TRIPOLI (Reuters) - A renegade former Libyan general says the country’s new prime minister is not capable of restoring stability in the major oil producer and has called for a postponement of parliamentary elections planned for June.
Khalifa Haftar launched a campaign more than a week ago to rid Libya of what he calls “terrorists” and Islamist extremists, who are especially active in the oil-rich east.
Gunmen claiming loyalty to him attacked the parliament building in Tripoli a week ago to demand lawmakers hand over power, triggering the worst clashes in the capital for months.
Speaking to Reuters by phone from an undisclosed location in eastern Libya, Haftar did not rule out talking to Prime Minister Ahmed Maiteeq but dismissed him as illegitimate and not up to the job.
“We are open to talk to anyone who can defend the nation,” he said. “(But) he is a businessman, not a man of war.”
Voted into office with his cabinet with the help of a vote of confidence from the Muslim Brotherhood on Sunday, Maiteeq has said he is ready to reach out to Haftar as he also wanted to focus on fighting terrorism.

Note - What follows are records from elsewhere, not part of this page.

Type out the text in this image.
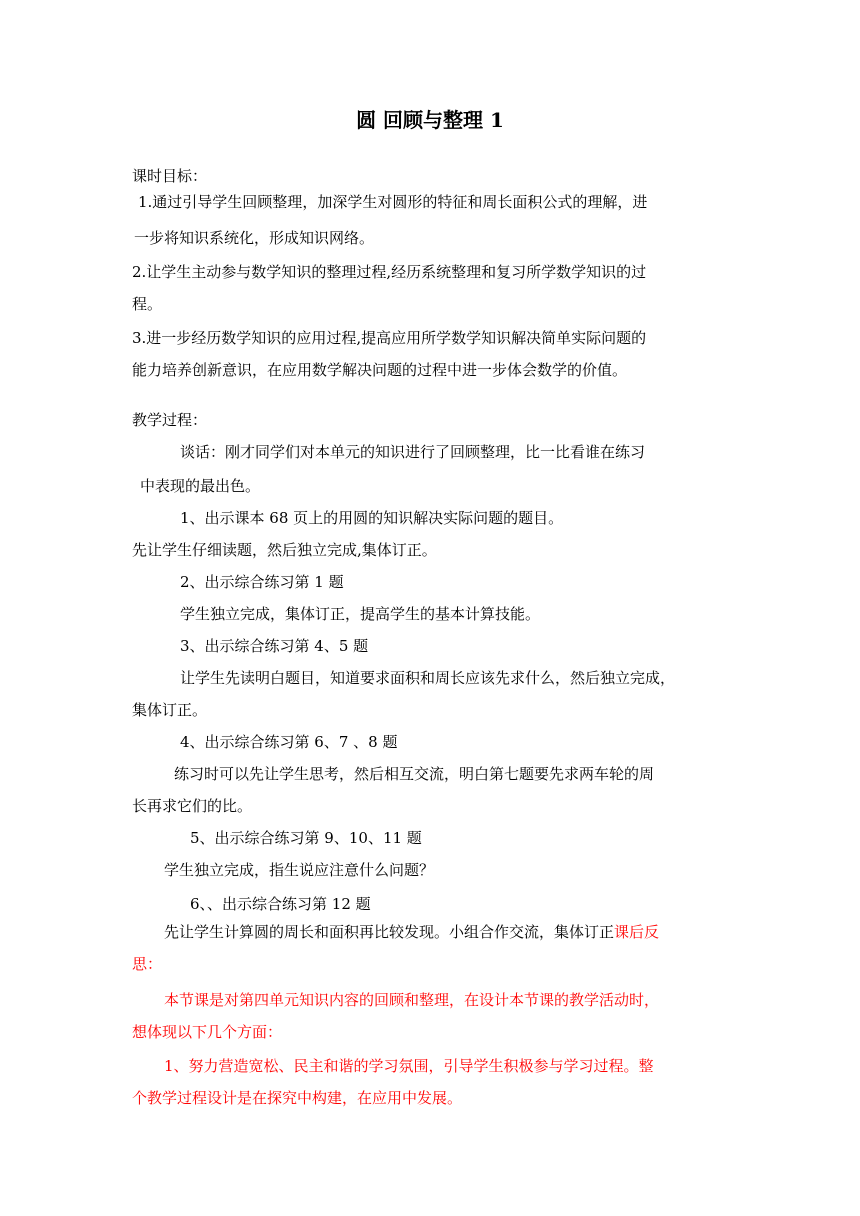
圆 回顾与整理 1
课时目标：
1.通过引导学生回顾整理，加深学生对圆形的特征和周长面积公式的理解，进
一步将知识系统化，形成知识网络。
2.让学生主动参与数学知识的整理过程,经历系统整理和复习所学数学知识的过
程。
3.进一步经历数学知识的应用过程,提高应用所学数学知识解决简单实际问题的
能力培养创新意识，在应用数学解决问题的过程中进一步体会数学的价值。
教学过程：
谈话：刚才同学们对本单元的知识进行了回顾整理，比一比看谁在练习
中表现的最出色。
1、出示课本 68 页上的用圆的知识解决实际问题的题目。
先让学生仔细读题，然后独立完成,集体订正。
2、出示综合练习第 1 题
学生独立完成，集体订正，提高学生的基本计算技能。
3、出示综合练习第 4、5 题
让学生先读明白题目，知道要求面积和周长应该先求什么，然后独立完成，
集体订正。
4、出示综合练习第 6、7 、8 题
练习时可以先让学生思考，然后相互交流，明白第七题要先求两车轮的周
长再求它们的比。
5、出示综合练习第 9、10、11 题
学生独立完成，指生说应注意什么问题？
6、、出示综合练习第 12 题
先让学生计算圆的周长和面积再比较发现。小组合作交流，集体订正课后反
思：
本节课是对第四单元知识内容的回顾和整理，在设计本节课的教学活动时，
想体现以下几个方面：
1、努力营造宽松、民主和谐的学习氛围，引导学生积极参与学习过程。整
个教学过程设计是在探究中构建，在应用中发展。
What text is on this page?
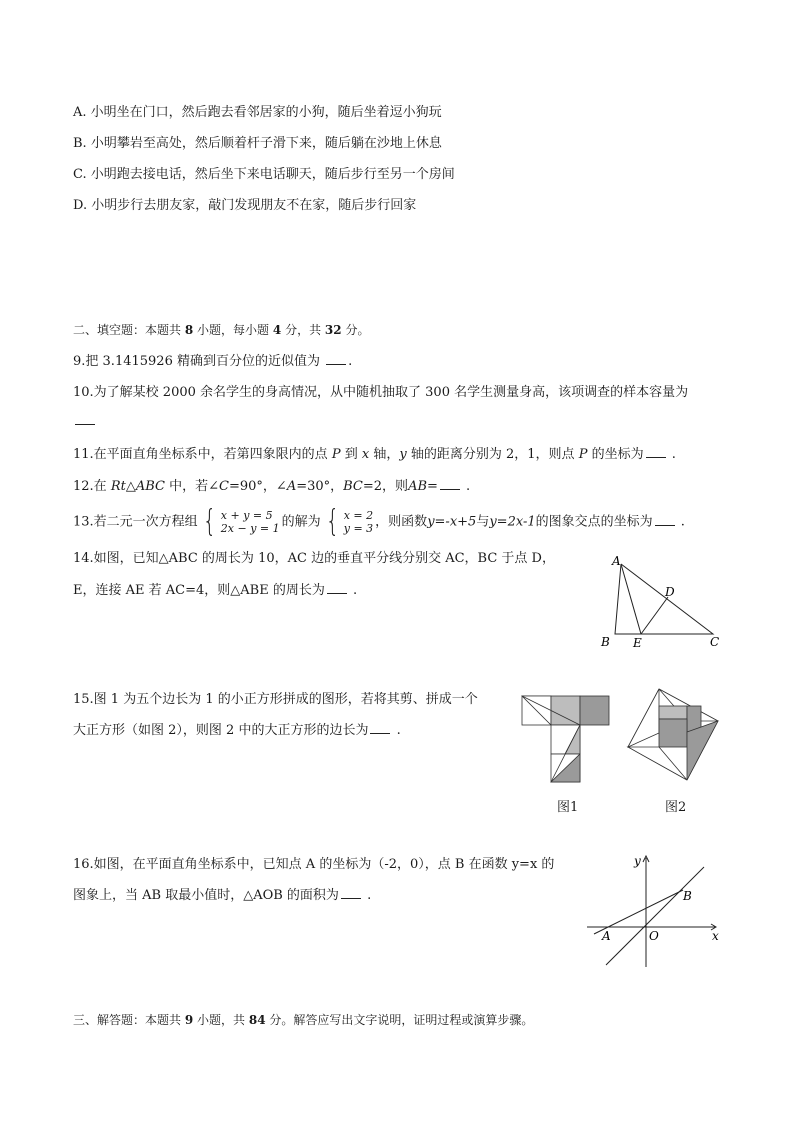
A. 小明坐在门口，然后跑去看邻居家的小狗，随后坐着逗小狗玩
B. 小明攀岩至高处，然后顺着杆子滑下来，随后躺在沙地上休息
C. 小明跑去接电话，然后坐下来电话聊天，随后步行至另一个房间
D. 小明步行去朋友家，敲门发现朋友不在家，随后步行回家
二、填空题：本题共 8 小题，每小题 4 分，共 32 分。
9.把 3.1415926 精确到百分位的近似值为 .
10.为了解某校 2000 余名学生的身高情况，从中随机抽取了 300 名学生测量身高，该项调查的样本容量为
11.在平面直角坐标系中，若第四象限内的点 P 到 x 轴，y 轴的距离分别为 2，1，则点 P 的坐标为 .
12.在 Rt△ABC 中，若∠C=90°，∠A=30°，BC=2，则AB= .
13.若二元一次方程组 { x + y = 5
2x − y = 1 的解为 { x = 2
y = 3 ，则函数y=-x+5与y=2x-1的图象交点的坐标为 .
14.如图，已知△ABC 的周长为 10，AC 边的垂直平分线分别交 AC，BC 于点 D，
E，连接 AE 若 AC=4，则△ABE 的周长为 .
A
B	C
D
E
15.图 1 为五个边长为 1 的小正方形拼成的图形，若将其剪、拼成一个
大正方形（如图 2），则图 2 中的大正方形的边长为 .
图1	图2
16.如图，在平面直角坐标系中，已知点 A 的坐标为（-2，0），点 B 在函数 y=x 的
图象上，当 AB 取最小值时，△AOB 的面积为 .
y
x
A	O
B
三、解答题：本题共 9 小题，共 84 分。解答应写出文字说明，证明过程或演算步骤。
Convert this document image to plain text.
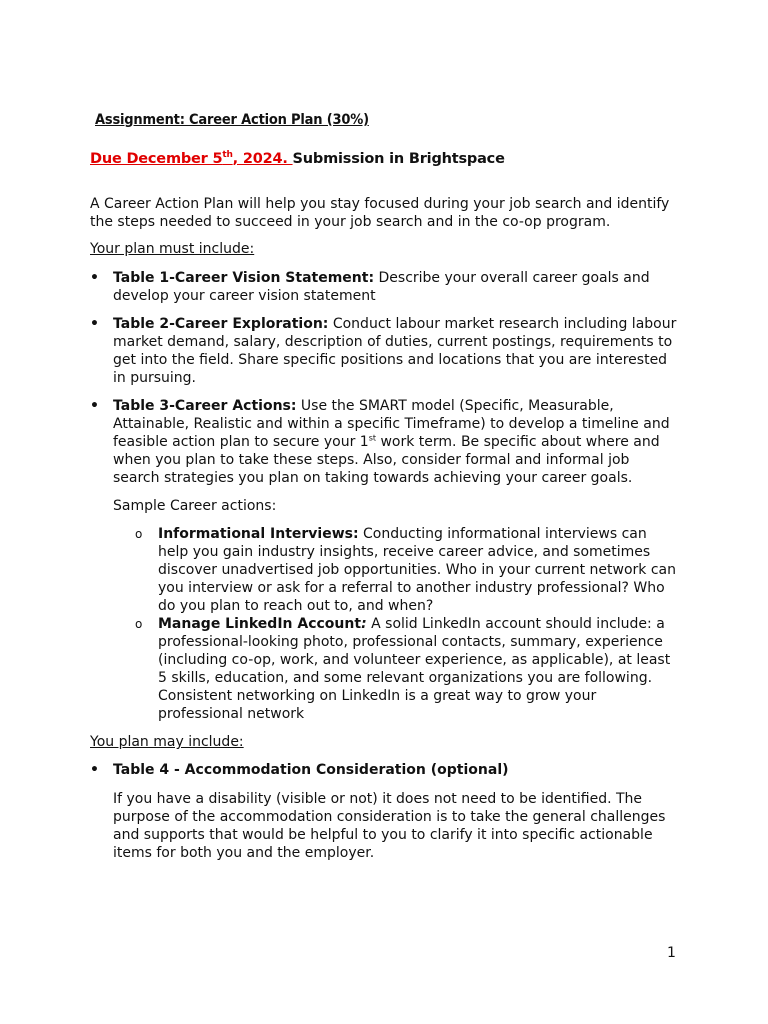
Assignment: Career Action Plan (30%)

Due December 5th, 2024. Submission in Brightspace

A Career Action Plan will help you stay focused during your job search and identify the steps needed to succeed in your job search and in the co-op program.

Your plan must include:

• Table 1-Career Vision Statement: Describe your overall career goals and develop your career vision statement
• Table 2-Career Exploration: Conduct labour market research including labour market demand, salary, description of duties, current postings, requirements to get into the field. Share specific positions and locations that you are interested in pursuing.
• Table 3-Career Actions: Use the SMART model (Specific, Measurable, Attainable, Realistic and within a specific Timeframe) to develop a timeline and feasible action plan to secure your 1st work term. Be specific about where and when you plan to take these steps. Also, consider formal and informal job search strategies you plan on taking towards achieving your career goals.

Sample Career actions:

o Informational Interviews: Conducting informational interviews can help you gain industry insights, receive career advice, and sometimes discover unadvertised job opportunities. Who in your current network can you interview or ask for a referral to another industry professional? Who do you plan to reach out to, and when?
o Manage LinkedIn Account: A solid LinkedIn account should include: a professional-looking photo, professional contacts, summary, experience (including co-op, work, and volunteer experience, as applicable), at least 5 skills, education, and some relevant organizations you are following. Consistent networking on LinkedIn is a great way to grow your professional network

You plan may include:

• Table 4 - Accommodation Consideration (optional)

If you have a disability (visible or not) it does not need to be identified. The purpose of the accommodation consideration is to take the general challenges and supports that would be helpful to you to clarify it into specific actionable items for both you and the employer.

1
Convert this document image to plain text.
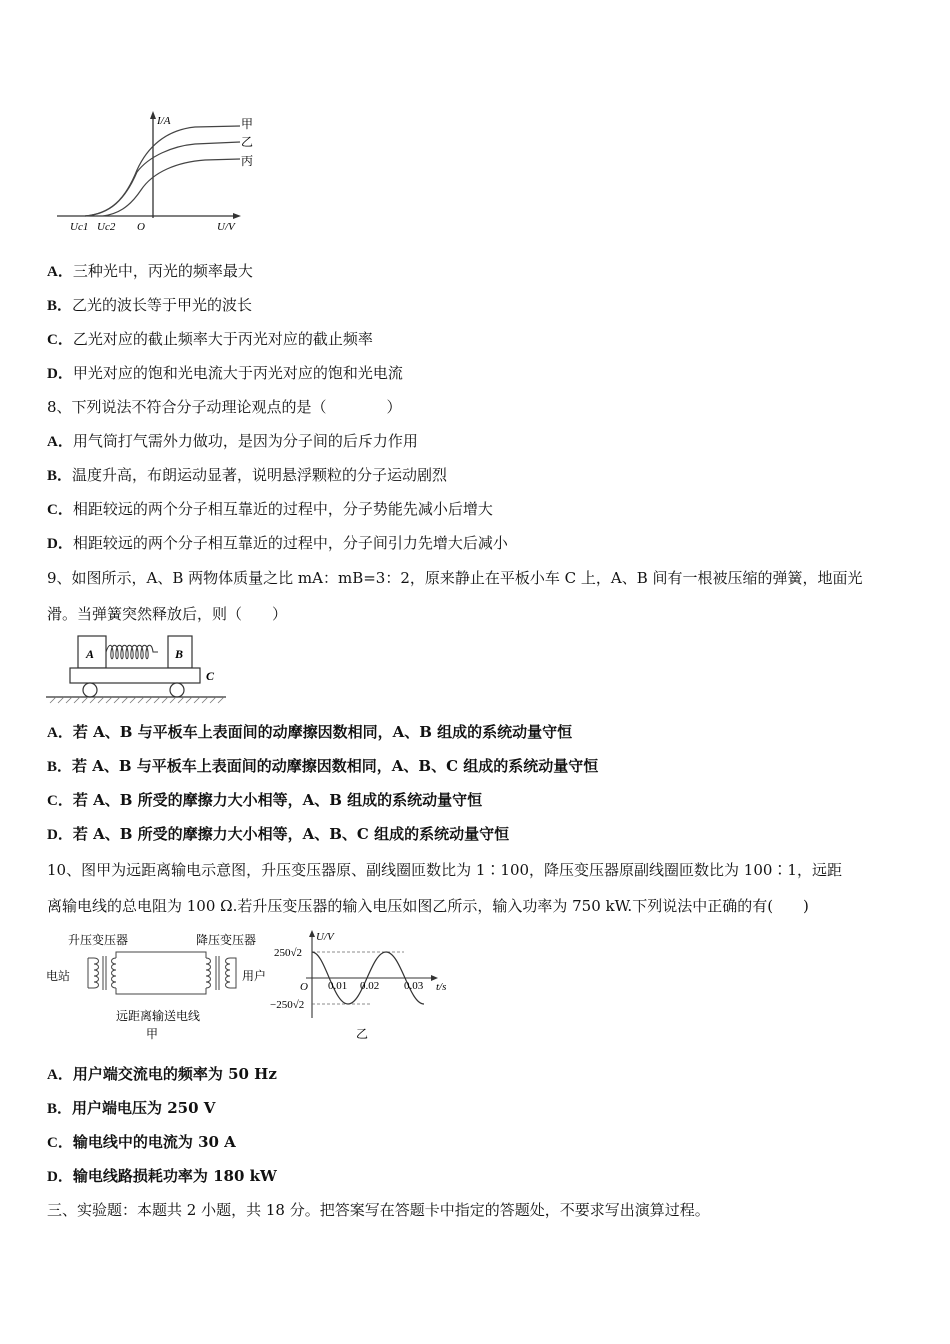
I/A	甲
乙
丙
Uc1 Uc2 O	U/V
A．三种光中，丙光的频率最大
B．乙光的波长等于甲光的波长
C．乙光对应的截止频率大于丙光对应的截止频率
D．甲光对应的饱和光电流大于丙光对应的饱和光电流
8、下列说法不符合分子动理论观点的是（　　　　）
A．用气筒打气需外力做功，是因为分子间的后斥力作用
B．温度升高，布朗运动显著，说明悬浮颗粒的分子运动剧烈
C．相距较远的两个分子相互靠近的过程中，分子势能先减小后增大
D．相距较远的两个分子相互靠近的过程中，分子间引力先增大后减小
9、如图所示，A、B 两物体质量之比 mA：mB=3：2，原来静止在平板小车 C 上，A、B 间有一根被压缩的弹簧，地面光
滑。当弹簧突然释放后，则（　　）
A	B
C
A．若 A、B 与平板车上表面间的动摩擦因数相同，A、B 组成的系统动量守恒
B．若 A、B 与平板车上表面间的动摩擦因数相同，A、B、C 组成的系统动量守恒
C．若 A、B 所受的摩擦力大小相等，A、B 组成的系统动量守恒
D．若 A、B 所受的摩擦力大小相等，A、B、C 组成的系统动量守恒
10、图甲为远距离输电示意图，升压变压器原、副线圈匝数比为 1∶100，降压变压器原副线圈匝数比为 100∶1，远距
离输电线的总电阻为 100 Ω.若升压变压器的输入电压如图乙所示，输入功率为 750 kW.下列说法中正确的有(　　)
升压变压器	降压变压器
电站	用户
远距离输送电线
甲
U/V
t/s
O
250√2
−250√2
0.01 0.02 0.03
乙
A．用户端交流电的频率为 50 Hz
B．用户端电压为 250 V
C．输电线中的电流为 30 A
D．输电线路损耗功率为 180 kW
三、实验题：本题共 2 小题，共 18 分。把答案写在答题卡中指定的答题处，不要求写出演算过程。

But Haftar, who helped Gaddafi into power and then rebelled against him in the 80s, said: “He does not represent the people because the General National Congress (assembly) which voted for him is illegitimate. ”
Denounced by Tripoli as a coup-plotter, Haftar is the latest player to challenge the central government which is unable to control militias, Islamists and armed tribesmen who helped oust Muammar Gaddafi in 2011 but are now battling state authority.
Several army units and senior officers have declared loyalty to his campaign against Ansar Sharia and other Islamist groups though it is unclear how much backing he enjoys.
Western powers and Libya’s neighbors worry his drive will split the nascent army and its allied militias, propelling the North African nation further towards total instability.
Haftar also rejected the idea of holding elections on June 25 as planned by the Libya’s parliament and election commission.
“We support elections but the timing needs to be right. The time is not appropriate while we fight terrorism,” he said.
He said his campaign would last at least three months but declined to discuss troop strength or which areas he controls.
“There is for sure progress...(but) it is not appropriate to tell you this,” Haftar said.
When asked whether he had any political ambitions to lead Libya one day, he said : “No, I just want to rid the country of terrorists, so that citizens can live unharmed.”